Au Liban-Sud, une crise de confiance entre le Hezbollah et l’électorat chiite

Les deux listes rivales à Kfarremmane, dans le caza de Nabatiyé. Photos Samir Sabbagh

À quelques jours des élections municipales du Liban-Sud, la préférence du Hezbollah et du mouvement Amal pour l'élection d'office – synonyme d'une unité populaire soudée par la résistance – convainc de moins en moins d'habitants. Dans les caza de Nabatiyé et de Marjeyoun, l'opposition au tandem chiite prédominant a traditionnellement persisté dans certains bastions de la gauche, comme Kfarreman et Houla. Elle semble s'élargir désormais aux sympathisants du Hezbollah.
En atteste d'abord d'un facteur objectif : la nette baisse du taux de conseils municipaux élus d'office cette année par rapport à un taux estimé à plus de 40 % en 2010. À Nabatiyé, par exemple, l'entente sur une liste élue d'office n'a pu être obtenue que dans trois villages jusqu'à hier soir, comme le rapporte à L'Orient-Le Jour un fonctionnaire habitant la région.


L'accord avalisé par les cadres d'Amal et du Hezbollah pour la gestion des municipales du Liban-Sud impose au binôme de former des listes communes, devant servir de base pour un consensus avec les familles et/ou les partis de gauche, notamment le Parti communiste. La difficulté d'obtenir des élections d'office, en dépit de la formation de listes chapeautées par les deux partis forts de la région, serait une particularité de l'échéance cette année. Plus d'un habitant rapporte à L'OLJ « des réunions jusqu'à l'aube, entre des responsables de ces deux partis et les candidats opposés pour tenter de les rallier à leur liste ou de les persuader de se retirer de la course ».

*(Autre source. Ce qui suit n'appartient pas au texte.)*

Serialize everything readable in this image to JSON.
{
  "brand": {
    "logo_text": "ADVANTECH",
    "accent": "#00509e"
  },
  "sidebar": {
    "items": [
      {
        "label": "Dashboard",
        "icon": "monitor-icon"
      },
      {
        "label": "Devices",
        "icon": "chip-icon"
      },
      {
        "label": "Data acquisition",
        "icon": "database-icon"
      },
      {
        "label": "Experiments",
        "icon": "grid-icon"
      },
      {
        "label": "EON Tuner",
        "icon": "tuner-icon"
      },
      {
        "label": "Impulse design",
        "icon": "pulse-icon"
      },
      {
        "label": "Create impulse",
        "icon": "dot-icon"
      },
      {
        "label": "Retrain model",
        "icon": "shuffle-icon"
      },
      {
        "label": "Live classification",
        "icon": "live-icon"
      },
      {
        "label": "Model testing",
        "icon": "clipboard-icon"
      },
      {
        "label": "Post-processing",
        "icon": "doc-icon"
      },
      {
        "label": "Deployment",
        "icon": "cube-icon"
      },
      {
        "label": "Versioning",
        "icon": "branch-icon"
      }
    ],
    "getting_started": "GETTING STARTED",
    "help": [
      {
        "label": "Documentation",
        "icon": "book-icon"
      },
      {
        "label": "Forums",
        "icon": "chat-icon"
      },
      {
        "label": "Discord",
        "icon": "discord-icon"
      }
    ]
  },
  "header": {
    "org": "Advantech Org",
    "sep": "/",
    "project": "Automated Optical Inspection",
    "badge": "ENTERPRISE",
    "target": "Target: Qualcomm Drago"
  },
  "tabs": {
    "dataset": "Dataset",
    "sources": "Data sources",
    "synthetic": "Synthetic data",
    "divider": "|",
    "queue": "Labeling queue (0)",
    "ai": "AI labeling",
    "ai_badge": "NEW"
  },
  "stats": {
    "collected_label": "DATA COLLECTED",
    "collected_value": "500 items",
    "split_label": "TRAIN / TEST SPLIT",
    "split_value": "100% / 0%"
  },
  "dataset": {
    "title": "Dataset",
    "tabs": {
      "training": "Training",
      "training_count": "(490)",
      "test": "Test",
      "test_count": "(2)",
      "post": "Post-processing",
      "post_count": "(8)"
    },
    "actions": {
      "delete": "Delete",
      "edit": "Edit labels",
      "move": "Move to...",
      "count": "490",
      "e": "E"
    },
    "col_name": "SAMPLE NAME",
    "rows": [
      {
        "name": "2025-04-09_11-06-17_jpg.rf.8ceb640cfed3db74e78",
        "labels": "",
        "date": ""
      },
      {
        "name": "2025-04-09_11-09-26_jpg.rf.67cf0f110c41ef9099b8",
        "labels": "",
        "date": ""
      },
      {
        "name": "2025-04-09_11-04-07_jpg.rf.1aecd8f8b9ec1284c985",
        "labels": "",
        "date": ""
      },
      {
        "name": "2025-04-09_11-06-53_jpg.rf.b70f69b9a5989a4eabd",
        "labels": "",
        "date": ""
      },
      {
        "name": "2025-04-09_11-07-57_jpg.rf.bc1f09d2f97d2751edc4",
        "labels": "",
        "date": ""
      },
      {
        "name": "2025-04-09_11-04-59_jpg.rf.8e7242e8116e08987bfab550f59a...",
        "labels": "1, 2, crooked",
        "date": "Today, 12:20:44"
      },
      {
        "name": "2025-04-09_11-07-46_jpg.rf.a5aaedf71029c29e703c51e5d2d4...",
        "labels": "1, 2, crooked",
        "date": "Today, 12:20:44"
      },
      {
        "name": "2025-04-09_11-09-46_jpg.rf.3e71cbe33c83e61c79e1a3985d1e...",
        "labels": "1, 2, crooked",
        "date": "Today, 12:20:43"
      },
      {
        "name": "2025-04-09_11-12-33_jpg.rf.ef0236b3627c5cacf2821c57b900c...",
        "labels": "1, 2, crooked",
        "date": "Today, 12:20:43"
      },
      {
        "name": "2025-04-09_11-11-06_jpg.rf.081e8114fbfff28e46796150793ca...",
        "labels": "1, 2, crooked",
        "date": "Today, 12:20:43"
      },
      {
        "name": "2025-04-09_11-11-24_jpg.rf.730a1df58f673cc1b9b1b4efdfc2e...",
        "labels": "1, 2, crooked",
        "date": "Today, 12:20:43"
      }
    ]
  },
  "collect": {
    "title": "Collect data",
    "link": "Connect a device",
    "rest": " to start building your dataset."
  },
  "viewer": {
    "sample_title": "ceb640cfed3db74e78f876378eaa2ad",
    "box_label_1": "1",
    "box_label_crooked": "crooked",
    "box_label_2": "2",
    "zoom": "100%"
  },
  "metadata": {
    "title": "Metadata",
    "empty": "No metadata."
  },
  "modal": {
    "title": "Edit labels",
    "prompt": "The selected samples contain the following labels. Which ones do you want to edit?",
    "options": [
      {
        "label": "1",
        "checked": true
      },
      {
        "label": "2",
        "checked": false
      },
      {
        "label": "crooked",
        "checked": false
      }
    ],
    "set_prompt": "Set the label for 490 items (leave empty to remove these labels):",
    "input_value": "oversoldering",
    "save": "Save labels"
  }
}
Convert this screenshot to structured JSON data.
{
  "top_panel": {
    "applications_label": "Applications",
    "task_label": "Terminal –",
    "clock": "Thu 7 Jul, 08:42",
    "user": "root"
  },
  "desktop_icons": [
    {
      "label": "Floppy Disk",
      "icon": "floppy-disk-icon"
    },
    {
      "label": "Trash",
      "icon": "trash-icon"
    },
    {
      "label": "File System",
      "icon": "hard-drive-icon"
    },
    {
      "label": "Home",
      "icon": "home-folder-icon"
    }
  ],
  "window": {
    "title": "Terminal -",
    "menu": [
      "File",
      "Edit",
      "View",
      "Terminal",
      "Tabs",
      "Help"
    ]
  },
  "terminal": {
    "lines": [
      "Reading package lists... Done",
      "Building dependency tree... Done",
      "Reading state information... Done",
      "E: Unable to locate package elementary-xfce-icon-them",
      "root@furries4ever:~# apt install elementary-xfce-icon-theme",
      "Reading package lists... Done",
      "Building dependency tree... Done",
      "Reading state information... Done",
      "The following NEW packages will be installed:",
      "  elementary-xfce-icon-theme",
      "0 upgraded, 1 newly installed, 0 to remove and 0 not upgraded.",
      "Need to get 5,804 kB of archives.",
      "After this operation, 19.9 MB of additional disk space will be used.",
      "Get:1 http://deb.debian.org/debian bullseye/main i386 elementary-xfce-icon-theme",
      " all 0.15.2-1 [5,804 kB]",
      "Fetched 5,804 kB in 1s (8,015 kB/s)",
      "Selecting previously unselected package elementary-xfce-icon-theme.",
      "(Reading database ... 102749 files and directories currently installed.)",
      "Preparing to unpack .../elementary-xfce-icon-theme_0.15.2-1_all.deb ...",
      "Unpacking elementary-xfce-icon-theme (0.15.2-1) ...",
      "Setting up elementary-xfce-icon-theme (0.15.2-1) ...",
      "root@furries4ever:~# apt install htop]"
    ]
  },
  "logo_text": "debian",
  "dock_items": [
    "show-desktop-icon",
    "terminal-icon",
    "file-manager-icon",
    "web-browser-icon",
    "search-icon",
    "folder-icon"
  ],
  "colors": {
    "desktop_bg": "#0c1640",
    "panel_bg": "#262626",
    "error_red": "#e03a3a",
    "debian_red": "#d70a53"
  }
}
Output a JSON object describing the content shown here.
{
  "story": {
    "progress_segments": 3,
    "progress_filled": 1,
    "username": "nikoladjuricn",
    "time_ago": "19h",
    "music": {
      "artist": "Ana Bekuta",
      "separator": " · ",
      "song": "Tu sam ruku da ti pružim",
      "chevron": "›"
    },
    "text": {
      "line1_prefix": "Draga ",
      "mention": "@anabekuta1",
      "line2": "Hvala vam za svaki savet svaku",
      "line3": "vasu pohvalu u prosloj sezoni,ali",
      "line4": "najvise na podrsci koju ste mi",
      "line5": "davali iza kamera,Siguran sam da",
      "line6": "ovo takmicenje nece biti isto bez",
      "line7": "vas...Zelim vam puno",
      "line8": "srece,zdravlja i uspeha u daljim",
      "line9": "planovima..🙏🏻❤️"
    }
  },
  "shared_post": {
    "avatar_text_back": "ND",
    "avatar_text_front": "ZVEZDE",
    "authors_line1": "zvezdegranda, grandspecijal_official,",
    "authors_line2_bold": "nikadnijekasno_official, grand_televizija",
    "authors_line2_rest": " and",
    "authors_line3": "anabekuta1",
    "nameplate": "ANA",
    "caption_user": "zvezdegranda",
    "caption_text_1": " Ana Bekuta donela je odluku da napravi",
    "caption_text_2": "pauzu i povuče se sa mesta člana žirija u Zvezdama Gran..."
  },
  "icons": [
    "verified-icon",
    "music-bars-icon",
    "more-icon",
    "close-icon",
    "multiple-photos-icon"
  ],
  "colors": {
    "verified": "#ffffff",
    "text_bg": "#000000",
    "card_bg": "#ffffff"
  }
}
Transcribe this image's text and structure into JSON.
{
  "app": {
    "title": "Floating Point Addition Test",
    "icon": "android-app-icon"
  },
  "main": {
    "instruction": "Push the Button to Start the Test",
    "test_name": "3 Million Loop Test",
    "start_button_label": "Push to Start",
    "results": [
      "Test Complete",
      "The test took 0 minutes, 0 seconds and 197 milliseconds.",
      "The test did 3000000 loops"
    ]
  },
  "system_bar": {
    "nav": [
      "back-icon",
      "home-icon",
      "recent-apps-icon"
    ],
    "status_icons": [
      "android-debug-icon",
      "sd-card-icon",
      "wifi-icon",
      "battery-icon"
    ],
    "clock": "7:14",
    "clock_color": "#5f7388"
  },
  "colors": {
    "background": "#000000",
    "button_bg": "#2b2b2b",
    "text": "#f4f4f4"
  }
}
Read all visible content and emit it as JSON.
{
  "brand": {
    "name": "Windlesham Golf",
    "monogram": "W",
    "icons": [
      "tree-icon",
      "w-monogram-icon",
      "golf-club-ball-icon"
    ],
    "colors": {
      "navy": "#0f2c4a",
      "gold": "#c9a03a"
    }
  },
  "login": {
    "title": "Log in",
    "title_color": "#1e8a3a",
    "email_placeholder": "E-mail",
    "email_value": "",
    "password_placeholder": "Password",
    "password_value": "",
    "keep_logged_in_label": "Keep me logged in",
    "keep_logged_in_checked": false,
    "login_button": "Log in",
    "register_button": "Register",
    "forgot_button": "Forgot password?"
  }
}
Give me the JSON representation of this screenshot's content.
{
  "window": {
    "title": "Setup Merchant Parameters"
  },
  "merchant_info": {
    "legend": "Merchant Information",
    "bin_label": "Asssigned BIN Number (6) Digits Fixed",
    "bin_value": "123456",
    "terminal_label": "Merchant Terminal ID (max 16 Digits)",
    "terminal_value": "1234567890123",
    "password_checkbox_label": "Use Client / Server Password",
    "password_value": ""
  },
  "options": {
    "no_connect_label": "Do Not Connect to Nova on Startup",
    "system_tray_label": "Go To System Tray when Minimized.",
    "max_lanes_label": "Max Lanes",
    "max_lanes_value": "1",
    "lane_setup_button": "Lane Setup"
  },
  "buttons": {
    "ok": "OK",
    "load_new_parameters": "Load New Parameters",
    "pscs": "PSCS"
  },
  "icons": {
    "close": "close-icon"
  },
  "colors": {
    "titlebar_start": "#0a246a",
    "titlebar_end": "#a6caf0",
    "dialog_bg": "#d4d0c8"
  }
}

Les candidatures isolées qui sont en lice face au tandem chiite ont des motivations variées : il y a d'abord des candidatures qui résultent de rivalités familiales, ou d'intérêts pécuniaires (schéma récurrent au niveau des municipales). Mais leur fréquence cette année sur un terrain de prédilection du Hezbollah révèle un certain mécontentement des habitants à son égard. L'on conteste en premier lieu la méthode par laquelle le Hezbollah choisit ses candidats (des partisans rarement représentatifs de leur famille, et peu qualifiés). En second lieu, l'on est de moins en moins sûr que l'hégémonie politique du tandem chiite sur les municipalités soit bénéfique au développement : les doléances des habitants contactés par L'OLJ se recoupent sur « le favoritisme » au service d'entrepreneurs « peu compétents, qui vont finir par dénaturer le paysage de la région ». D'autres font état de terrains usurpés par des hommes proches du tandem, avec la bénédiction des municipalités.
Une idée en découle, qui se diffuse parmi un nombre accru d'habitants : contester la gestion locale du Hezbollah n'est pas trahir la résistance contre Israël.

 

(Lire aussi : De Baalbeck-Hermel au caza de Jbeil, la même contestation chiite)

 

Faire entendre « une nouvelle voix »
La motivation des principales listes qui s'opposent au Hezbollah et à son allié est donc de nature politique (au sens large du terme) : faire entendre « une nouvelle voix » au niveau des municipales afin de rompre avec l'idée préconçue, « absolutiste », selon laquelle cette voix serait antinomique de la résistance.
Les villages du Liban-Sud où les partis de gauche sont restés plus ou moins actifs sont susceptibles de servir de base à cette nouvelle dynamique civile.
De fait, en dépit de l'existence de batailles électorales menées contre des listes Hezbollah-Amal dans plus d'une municipalité moyenne ou grande (y compris la ville de Nabatiyé), les « véritables batailles », c'est-à-dire celles qui seront le plus à même d'ébranler l'hégémonie des partis forts, sont attendues à Kfarreman et à Dar al-Zahrani.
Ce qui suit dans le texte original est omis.